BLOODY$ANJI, tous crocs dehors
Apparu sur les radars dès 2016 via la nébuleuse SoundCloud française, BLOODY$ANJI a patiemment façonné son identité hybride, entre trap et esthétique électronique industrielle. Cette radicalité sonore avait d’abord éclaté avec l’EP KILL TO LIVE (2023) l’un de ses premiers succès public, avant de trouver sa pleine mesure dans le morceau « L.R. DEFENDER » (2024) où il cristallisait sa recette et affirmait une direction qui semblait désormais sans compromis. Cette identité gagne encore en épaisseur avec « CANICHE », dernier single sorti le 27 mars où le rappeur sculpte son amertume dans un slasher sonore de 83 secondes. Et dans lequel la violence et la revanche prennent des airs de rave décharnée et primitive.

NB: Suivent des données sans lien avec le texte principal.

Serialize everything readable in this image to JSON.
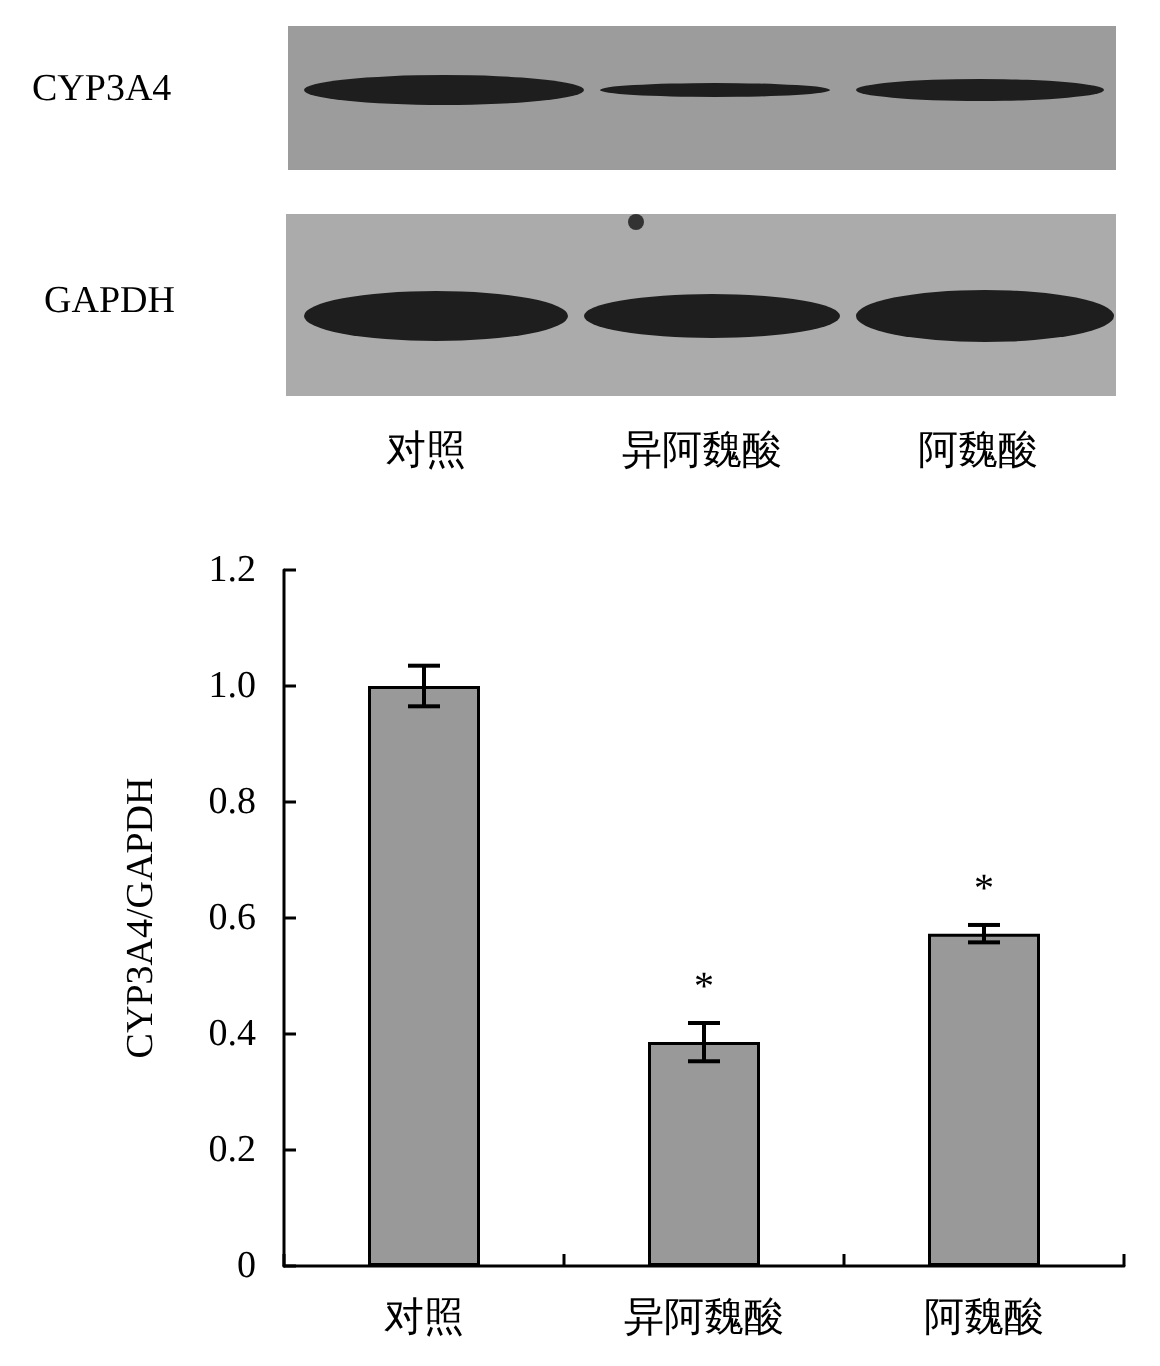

Pour ce titre, BLOODY$ANJI s’associe aux producteurs Esone et Bahamas à la composition, ainsi qu’à Idée Noire, l’un de ses collaborateurs fétiches, au mixage. Ce trio sublime la noirceur qui habite l’artiste dans une proposition qui relève, avant tout, du choc sensoriel et de la décharge d’adrénaline. À l’instar de « L.R. DEFENDER », la production de « CANICHE » s’inscrit dans la nouvelle mouvance jerk, aussi nommée hoodtrap : une esthétique saturée et compressée à l’extrême, bien loin du jerk américain originel des années 2000. Le titre puise dans les rythmiques brutes de la scène US du genre, incarnée par Xaviersobased ou Nettspend, et hybride les infrabasses abyssales de sa déclinaison britannique, portée par des artistes comme Fimiguerrero ou EsDeeKid. À 1 minute 05, cette influence culmine quand la basse s’étire comme tout droit sortie d’une warehouse, dans un élan pur et décidément agressif.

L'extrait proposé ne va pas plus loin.